I should reiterate, the op wants to do fidelity sensitive tasks, like video editing, they don't just need to work on a spreadsheet.

[-] jet@hackertalks.com 2 points 5 months ago* (last edited 5 months ago)

Yes, for some definition of 'low latency'.

Geforce now, shadow.tech, luna, all demonstrate this is done at scale every day.

Do your own VM hosting in your own datacenter and you can knock off 10-30ms of latency.

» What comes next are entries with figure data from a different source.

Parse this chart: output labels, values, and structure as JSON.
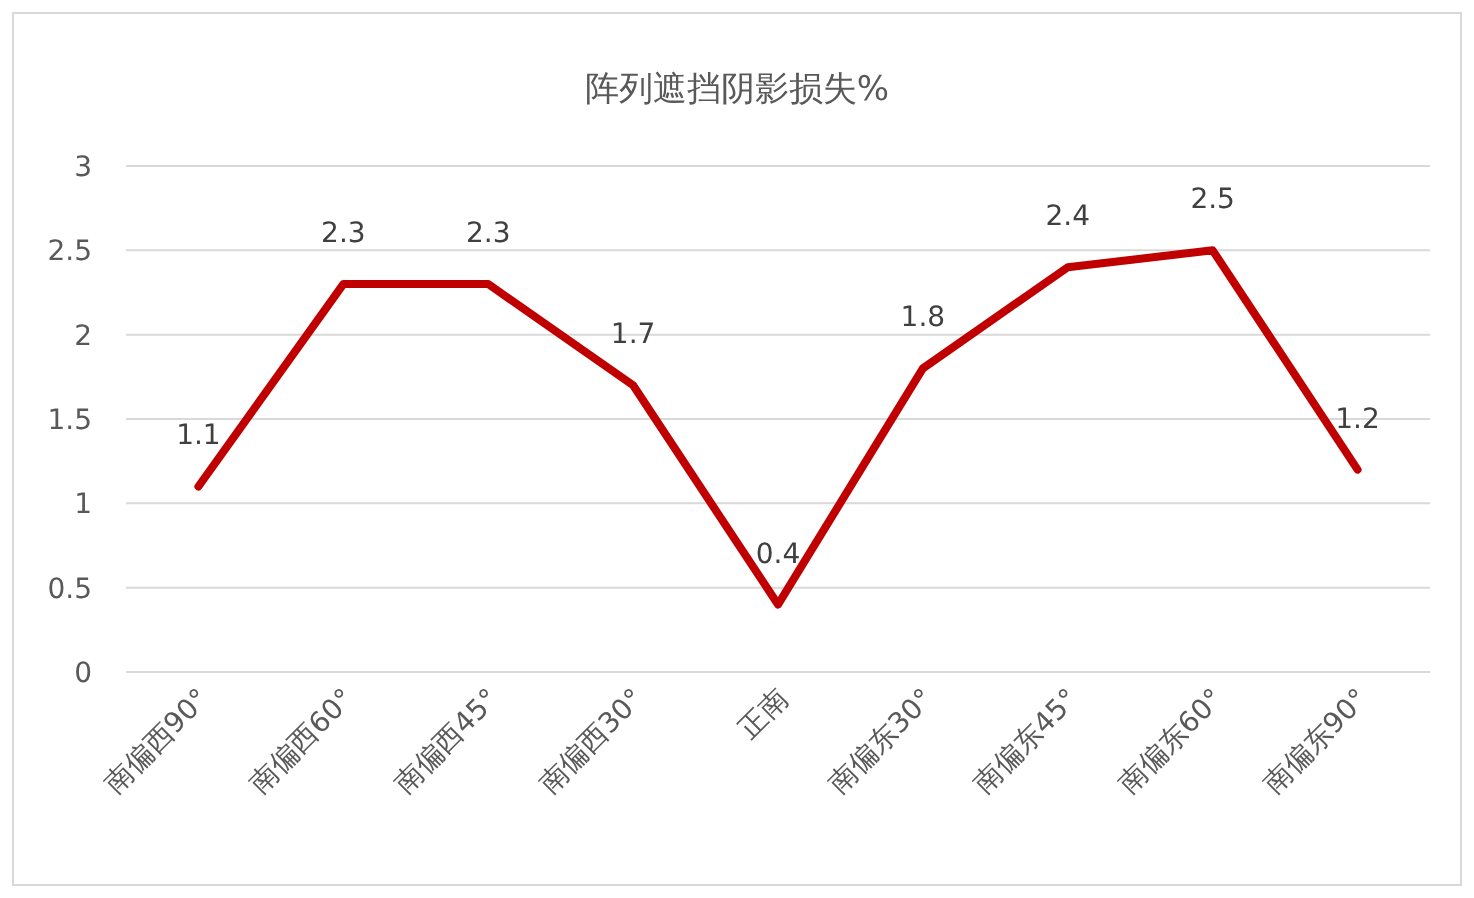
{
  "chart_data": {
    "type": "line",
    "title": "阵列遮挡阴影损失%",
    "categories": [
      "南偏西90°",
      "南偏西60°",
      "南偏西45°",
      "南偏西30°",
      "正南",
      "南偏东30°",
      "南偏东45°",
      "南偏东60°",
      "南偏东90°"
    ],
    "series": [
      {
        "color": "#c00000",
        "values": [
          1.1,
          2.3,
          2.3,
          1.7,
          0.4,
          1.8,
          2.4,
          2.5,
          1.2
        ]
      }
    ],
    "ylim": [
      0,
      3
    ],
    "yticks": [
      0,
      0.5,
      1,
      1.5,
      2,
      2.5,
      3
    ],
    "grid": "y",
    "data_labels": true,
    "marker": "none",
    "line_style": "solid"
  }
}
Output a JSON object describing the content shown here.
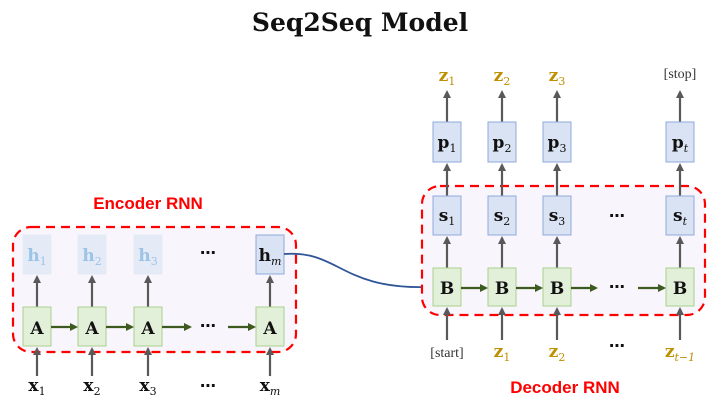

However you define low latency there is a way to iteratively approach it with different costs. As technology marches on, more and more use cases are going to be 'good enough' for virtualization.

Quite frankly, if you have a all optical network being 1m away or 30km away doesn't matter.

Just so we are clear, local isn't always the clear winner, there are limits on how much power, cooling, noise, storage, and size that people find acceptable for their work environment. So there is some tradeoff function every application takes into account of all local vs distributed.

[-] Takumidesh@lemmy.world 1 points 5 months ago* (last edited 5 months ago)

Right, but who has the resources to rent compute with multiple GPUs, this is a gaming setup, not office work, and the op was talking about racking it.

All of those services offer an inferior experience to being at the hardware, it's just not the same experience. Seriously, try it with multiple 1440p 144hz displays, it just doesn't happen work out well, you are getting a compromised product for a higher cost. You need a good GPU (or at least a way to decode multiple hvec streams) in in the client, and so, you can run a standard thin client.

'low latency' is a near native experience, I'm talking, you sit down at your desk and it feels like you are at your computer(as to say, multiple monitors, hdr, USB swapping, Bluetooth, audio, etc, all working seamlessly without noticeably diminished quality), anything less isn't worth it, since you can just, use your computer like normal.

[-] jet@hackertalks.com 2 points 5 months ago

Remember the original poster here, was talking about running their own self-hosted GPU VM. So they're not paying anybody else for the privilege of using their hardware

I personally stream with moonlight on my own network. Have no issues it's just like being on the computer from my perspective.

If it doesn't work for you Fair enough, but it can work for other people, and I think the original posters idea makes sense. They should absolutely run a GPU VM cluster, and have fun with it and it would be totally usable

[-] Takumidesh@lemmy.world 2 points 5 months ago

Yea I do, you brought up that local isn't always the option.

I desperately want it to work for me, i just can't get it to work without spending thousands of dollars on hardware just to get back to the same experience as having a regular desktop at my desk.

[-] jet@hackertalks.com 1 points 5 months ago

Okay. Do you want to debug your situation?

What's the operating system of the host? What's the hardware in the host?

What's the operating system in the client? What's the hardware in the client?

What does the network look like between the two? Including every piece of cable, and switch?

Do you get sufficient experience if you're just streaming a single monitor instead of multiple monitors?

[-] yggstyle@lemmy.world 0 points 5 months ago

This. Exactly. Many solutions exist but need to be selected based on scale and personal needs.